When life is hard, when it pushes us to the limit of our human resources, it is easy to feel that God is far away and cannot understand what we are going through. But our Lord Jesus knows. He knows what it is like to be hungry and tired, to be misunderstood and betrayed, to pray in the darkness and not receive what he asked for. Our Lord in heaven knows. He has walked our road, borne our weakness, suffered our grief, and carried our humanity into the presence of God.
Because Jesus is God’s eternal Word — God with God, truly God and truly human — he makes God known to us. As John said in chapter 1, “The law was given through Moses; grace and truth came through Jesus Christ. No one has ever seen God, but God the One and Only, who is at the Father’s side, has made him known.” Like John the Baptist, Moses was a good man, a great man. God spoke through him, and he led his people out of Egypt through the wilderness. But still only human, he was prone to doubt and prone to outbursts of anger. Through Moses God gave his law to his people, but through Jesus Christ has come grace and truth. He was not merely the channel of God’s Word, but God’s eternal Word at the right hand of the Father. For in the beginning he already was; at the right time he became flesh; and today, right now, he is at the Father’s side — in deep and abiding relationship with his Father, one who knows us by name, one who knows what we go through, with access to his Father’s will, interceding on our behalf.

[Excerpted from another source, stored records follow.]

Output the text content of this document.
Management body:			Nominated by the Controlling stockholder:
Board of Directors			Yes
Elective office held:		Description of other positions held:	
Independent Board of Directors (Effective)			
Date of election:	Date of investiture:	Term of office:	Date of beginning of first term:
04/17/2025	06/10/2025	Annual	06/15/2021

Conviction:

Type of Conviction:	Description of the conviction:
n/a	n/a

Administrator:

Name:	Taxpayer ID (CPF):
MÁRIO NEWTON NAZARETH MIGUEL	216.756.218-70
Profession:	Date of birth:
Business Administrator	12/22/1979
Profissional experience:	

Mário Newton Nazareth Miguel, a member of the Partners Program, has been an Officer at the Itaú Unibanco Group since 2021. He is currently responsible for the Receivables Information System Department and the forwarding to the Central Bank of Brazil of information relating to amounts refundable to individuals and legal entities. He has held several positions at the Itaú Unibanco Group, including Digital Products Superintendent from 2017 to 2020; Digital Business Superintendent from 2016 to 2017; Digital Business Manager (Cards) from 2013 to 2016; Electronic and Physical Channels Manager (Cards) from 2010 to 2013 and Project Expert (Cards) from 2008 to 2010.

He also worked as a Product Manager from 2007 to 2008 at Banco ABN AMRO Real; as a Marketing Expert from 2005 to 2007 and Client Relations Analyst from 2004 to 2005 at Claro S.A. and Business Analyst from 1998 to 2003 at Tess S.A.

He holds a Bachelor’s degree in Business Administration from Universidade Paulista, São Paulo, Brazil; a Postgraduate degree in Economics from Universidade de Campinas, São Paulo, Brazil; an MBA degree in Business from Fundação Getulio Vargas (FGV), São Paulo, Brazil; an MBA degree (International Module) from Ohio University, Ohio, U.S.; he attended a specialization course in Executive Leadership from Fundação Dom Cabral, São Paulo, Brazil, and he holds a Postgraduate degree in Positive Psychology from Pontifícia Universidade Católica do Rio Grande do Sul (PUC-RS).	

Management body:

No one has ever seen God. I believe I have heard his voice. I believe I have read his promise to me in the words of the Bible. But I haven’t seen him. Even Moses longed to see God face to face, but only saw his glory reflected as in a mirror. But Jesus is God the One and Only, and he has made God known. What the philosophers argue about, what the prophets glimpsed, Jesus makes known — because he is God’s eternal Word. He is truly God. When we see him, we see God. When we hear him, we know God’s will. When we see him at work, we know what God can do. And he is truly human, so we see God in ways that we can truly understand. Jesus is God’s promise to us that we have one at the Father’s side who is on our side, and that where he is, we will be also.
Who can you turn to in a crisis? Who can you pray to when life takes a turn for the worse? Like Stephen, we can pray to Jesus, because he is Lord. He is not a distant stranger or a powerless teacher long dead and gone. He is God’s eternal Word, through whom all things were made. He is the light that shines in the darkness. He is the Son who became flesh and made his dwelling among us. He is the one who walked our road and knows us by name. He is at the Father’s side, and he has made God known.
So when life is dark, when sin accuses us, when grief overwhelms us, when death itself draws near, we do not cry out into the darkness hoping someone might hear. We pray to Jesus. And because he is truly God and truly human, he hears us, he understands us, and he is able to bring us safely home.